Marcelino pisaba sin hacer ruido. Trabajaba, hasta demasiado, sin mirar el reloj. Eficaz, por resolutivo. Responsable al límite. Comprometido sin doblez. Un auténtico paisano. El amigo atento que siempre está ahí cuando lo necesitas. Con su profesionalidad y bonhomía, que ya venían de serie, fue forjando su demostrada capacidad de respuesta ante la progresiva escalada de responsabilidades, peldaño a peldaño, de que dispuso en EL COMERCIO hasta llegar a su dirección. Comandaba con entrega encomiable y resolutiva una redacción que empieza a sentir ya en su latido la cruel daga del vacío estremecedor que deja su ausencia.
Jamás le escuché un lamento. Ni una exigencia. Simplemente empeño denodado y decidido ante el reto. Y en silencio laborioso. Como en aquella osadía que entrañaba la ilusionante puesta en marcha de la edición del Oriente asturiano. Nada casual con el paso del tiempo. Allí empezó a dejar Marcelino la impronta de su sello, que no pasó desapercibida para nadie dentro y fuera de la siempre estresante -¡¡ya lo creo, cuando no cruel como en este caso!!- vida monacal de redacción.

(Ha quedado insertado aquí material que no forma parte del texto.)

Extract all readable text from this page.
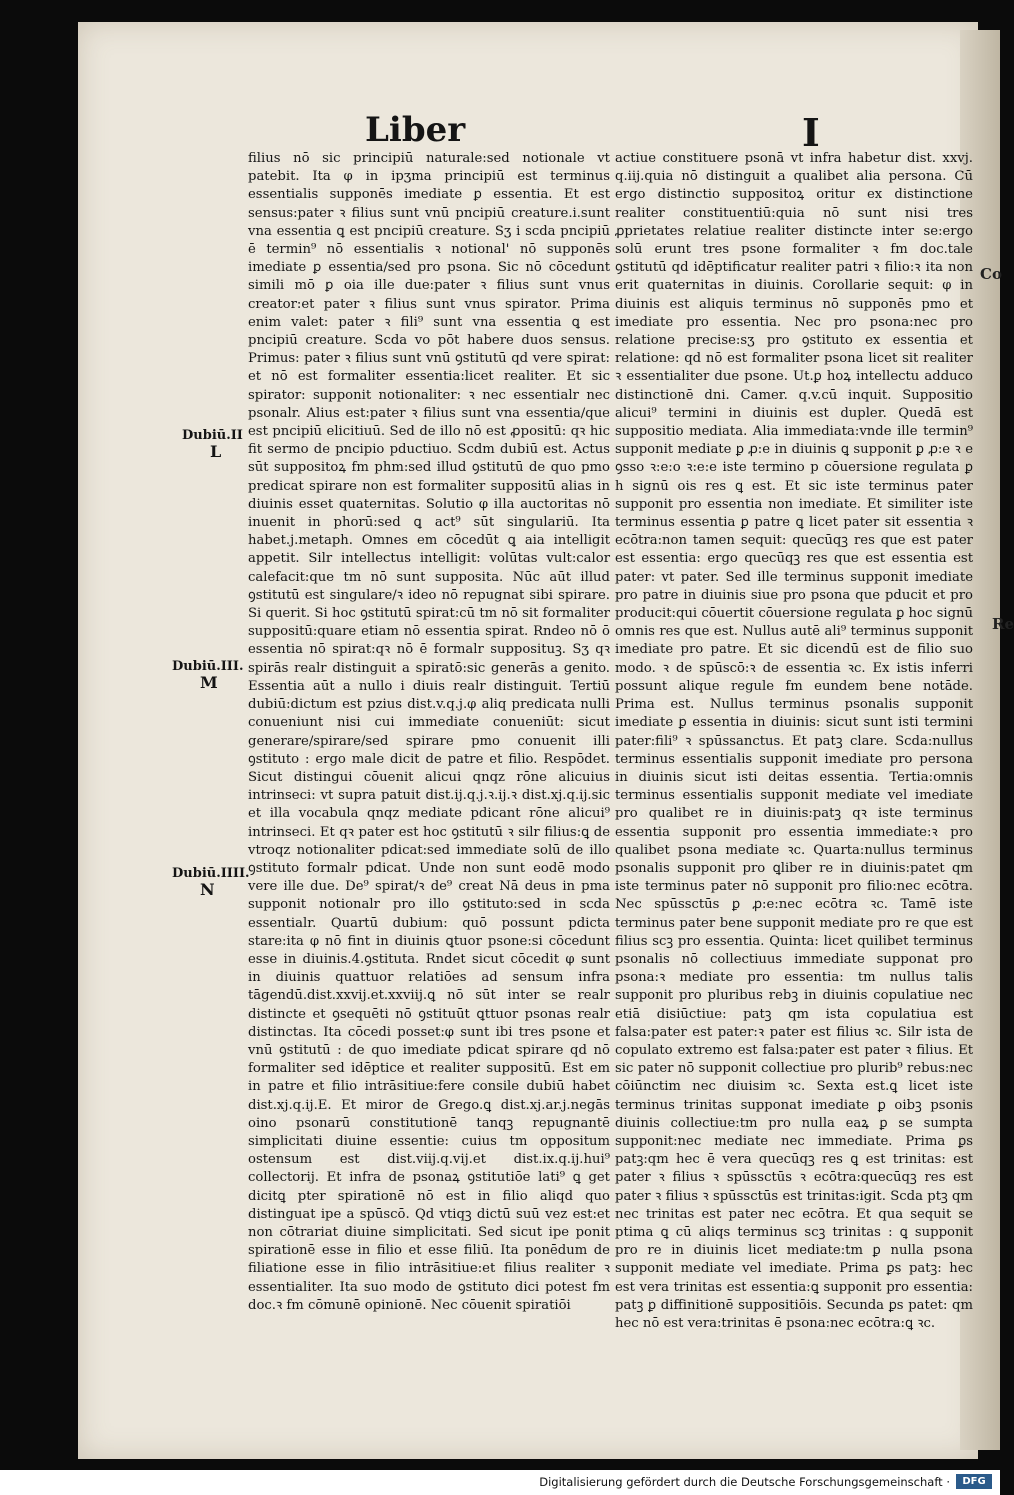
Co
Re
Liber	I
Dubiū.II
L
Dubiū.III.
M
Dubiū.IIII.
N

filius nō sic principiū naturale:sed notionale vt patebit. Ita φ in ipʒma principiū est terminus essentialis supponēs imediate ꝑ essentia. Et est sensus:pater ꝛ filius sunt vnū pncipiū creature.i.sunt vna essentia ꝗ est pncipiū creature. Sʒ i scda pncipiū ē termin⁹ nō essentialis ꝛ notional' nō supponēs imediate ꝑ essentia/sed pro psona. Sic nō cōcedunt simili mō ꝑ oia ille due:pater ꝛ filius sunt vnus creator:et pater ꝛ filius sunt vnus spirator. Prima enim valet: pater ꝛ fili⁹ sunt vna essentia ꝗ est pncipiū creature. Scda vo pōt habere duos sensus. Primus: pater ꝛ filius sunt vnū ꝯstitutū qd vere spirat: et nō est formaliter essentia:licet realiter. Et sic spirator: supponit notionaliter: ꝛ nec essentialr nec psonalr. Alius est:pater ꝛ filius sunt vna essentia/que est pncipiū elicitiuū. Sed de illo nō est ꝓpositū: qꝛ hic fit sermo de pncipio pductiuo. Scdm dubiū est. Actus sūt suppositoꝝ fm phm:sed illud ꝯstitutū de quo pmo predicat spirare non est formaliter suppositū alias in diuinis esset quaternitas. Solutio φ illa auctoritas nō inuenit in phorū:sed ꝗ act⁹ sūt singulariū. Ita habet.j.metaph. Omnes em cōcedūt ꝗ aia intelligit appetit. Silr intellectus intelligit: volūtas vult:calor calefacit:que tm nō sunt supposita. Nūc aūt illud ꝯstitutū est singulare/ꝛ ideo nō repugnat sibi spirare. Si querit. Si hoc ꝯstitutū spirat:cū tm nō sit formaliter suppositū:quare etiam nō essentia spirat. Rndeo nō ō essentia nō spirat:qꝛ nō ē formalr supposituꝫ. Sʒ qꝛ spirās realr distinguit a spiratō:sic generās a genito. Essentia aūt a nullo i diuis realr distinguit. Tertiū dubiū:dictum est pzius dist.v.q.j.φ aliq predicata nulli conueniunt nisi cui immediate conueniūt: sicut generare/spirare/sed spirare pmo conuenit illi ꝯstituto : ergo male dicit de patre et filio. Respōdet. Sicut distingui cōuenit alicui qnqz rōne alicuius intrinseci: vt supra patuit dist.ij.q.j.ꝛ.ij.ꝛ dist.xj.q.ij.sic et illa vocabula qnqz mediate pdicant rōne alicui⁹ intrinseci. Et qꝛ pater est hoc ꝯstitutū ꝛ silr filius:ꝗ de vtroqz notionaliter pdicat:sed immediate solū de illo ꝯstituto formalr pdicat. Unde non sunt eodē modo vere ille due. De⁹ spirat/ꝛ de⁹ creat Nā deus in pma supponit notionalr pro illo ꝯstituto:sed in scda essentialr. Quartū dubium: quō possunt pdicta stare:ita φ nō fint in diuinis ꝗtuor psone:si cōcedunt esse in diuinis.4.ꝯstituta. Rndet sicut cōcedit φ sunt in diuinis quattuor relatiōes ad sensum infra tāgendū.dist.xxvij.et.xxviij.ꝗ nō sūt inter se realr distincte et ꝯsequēti nō ꝯstituūt ꝗttuor psonas realr distinctas. Ita cōcedi posset:φ sunt ibi tres psone et vnū ꝯstitutū : de quo imediate pdicat spirare qd nō formaliter sed idēptice et realiter suppositū. Est em in patre et filio intrāsitiue:fere consile dubiū habet dist.xj.q.ij.E. Et miror de Grego.ꝗ dist.xj.ar.j.negās oino psonarū constitutionē tanqꝫ repugnantē simplicitati diuine essentie: cuius tm oppositum ostensum est dist.viij.q.vij.et dist.ix.q.ij.hui⁹ collectorij. Et infra de psonaꝝ ꝯstitutiōe lati⁹ ꝗ get dicitꝗ pter spirationē nō est in filio aliqd quo distinguat ipe a spūscō. Qd vtiqꝫ dictū suū vez est:et non cōtrariat diuine simplicitati. Sed sicut ipe ponit spirationē esse in filio et esse filiū. Ita ponēdum de filiatione esse in filio intrāsitiue:et filius realiter ꝛ essentialiter. Ita suo modo de ꝯstituto dici potest fm doc.ꝛ fm cōmunē opinionē. Nec cōuenit spiratiōi

actiue constituere psonā vt infra habetur dist. xxvj. q.iij.quia nō distinguit a qualibet alia persona. Cū ergo distinctio suppositoꝝ oritur ex distinctione realiter constituentiū:quia nō sunt nisi tres ꝓprietates relatiue realiter distincte inter se:ergo solū erunt tres psone formaliter ꝛ fm doc.tale ꝯstitutū qd idēptificatur realiter patri ꝛ filio:ꝛ ita non erit quaternitas in diuinis. Corollarie sequit: φ in diuinis est aliquis terminus nō supponēs pmo et imediate pro essentia. Nec pro psona:nec pro relatione precise:sʒ pro ꝯstituto ex essentia et relatione: qd nō est formaliter psona licet sit realiter ꝛ essentialiter due psone. Ut.ꝑ hoꝝ intellectu adduco distinctionē dni. Camer. q.v.cū inquit. Suppositio alicui⁹ termini in diuinis est dupler. Quedā est suppositio mediata. Alia immediata:vnde ille termin⁹ supponit mediate ꝑ ꝓ:e in diuinis ꝗ supponit ꝑ ꝓ:e ꝛ e ꝯsso ꝛ:e:o ꝛ:e:e iste termino p cōuersione regulata ꝑ h signū ois res ꝗ est. Et sic iste terminus pater supponit pro essentia non imediate. Et similiter iste terminus essentia ꝑ patre ꝗ licet pater sit essentia ꝛ ecōtra:non tamen sequit: quecūqꝫ res que est pater est essentia: ergo quecūqꝫ res que est essentia est pater: vt pater. Sed ille terminus supponit imediate pro patre in diuinis siue pro psona que pducit et pro producit:qui cōuertit cōuersione regulata ꝑ hoc signū omnis res que est. Nullus autē ali⁹ terminus supponit imediate pro patre. Et sic dicendū est de filio suo modo. ꝛ de spūscō:ꝛ de essentia ꝛc. Ex istis inferri possunt alique regule fm eundem bene notāde. Prima est. Nullus terminus psonalis supponit imediate ꝑ essentia in diuinis: sicut sunt isti termini pater:fili⁹ ꝛ spūssanctus. Et patꝫ clare. Scda:nullus terminus essentialis supponit imediate pro persona in diuinis sicut isti deitas essentia. Tertia:omnis terminus essentialis supponit mediate vel imediate pro qualibet re in diuinis:patꝫ qꝛ iste terminus essentia supponit pro essentia immediate:ꝛ pro qualibet psona mediate ꝛc. Quarta:nullus terminus psonalis supponit pro ꝗliber re in diuinis:patet qm iste terminus pater nō supponit pro filio:nec ecōtra. Nec spūssctūs ꝑ ꝓ:e:nec ecōtra ꝛc. Tamē iste terminus pater bene supponit mediate pro re que est filius scꝫ pro essentia. Quinta: licet quilibet terminus psonalis nō collectiuus immediate supponat pro psona:ꝛ mediate pro essentia: tm nullus talis supponit pro pluribus rebꝫ in diuinis copulatiue nec etiā disiūctiue: patꝫ qm ista copulatiua est falsa:pater est pater:ꝛ pater est filius ꝛc. Silr ista de copulato extremo est falsa:pater est pater ꝛ filius. Et sic pater nō supponit collectiue pro plurib⁹ rebus:nec cōiūnctim nec diuisim ꝛc. Sexta est.ꝗ licet iste terminus trinitas supponat imediate ꝑ oibꝫ psonis diuinis collectiue:tm pro nulla eaꝝ ꝑ se sumpta supponit:nec mediate nec immediate. Prima ꝑs patꝫ:qm hec ē vera quecūqꝫ res ꝗ est trinitas: est pater ꝛ filius ꝛ spūssctūs ꝛ ecōtra:quecūqꝫ res est pater ꝛ filius ꝛ spūssctūs est trinitas:igit. Scda ptꝫ qm nec trinitas est pater nec ecōtra. Et qua sequit se ptima ꝗ cū aliqs terminus scꝫ trinitas : ꝗ supponit pro re in diuinis licet mediate:tm ꝑ nulla psona supponit mediate vel imediate. Prima ꝑs patꝫ: hec est vera trinitas est essentia:ꝗ supponit pro essentia: patꝫ ꝑ diffinitionē suppositiōis. Secunda ꝑs patet: qm hec nō est vera:trinitas ē psona:nec ecōtra:ꝗ ꝛc.

Digitalisierung gefördert durch die Deutsche Forschungsgemeinschaft ·	DFG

Siempre ha tenido un 'wasap', los minutos necesarios y un móvil para atender a los demás. Era así en su gesto desprendido, plagado de generosidad. Sacudiéndose los merecidos agradecimientos porque se lo pedía su acreditada modestia, cincelada en su personalidad. Abierto al diálogo sin límites y amante de la tierra que lo vio nacer. Nada ni nadie que interesara al minuto a minuto de su periódico le era ajeno por lejano que estuviera. Un espejo en el que siempre convendría mirarse para, así, hacernos mejores.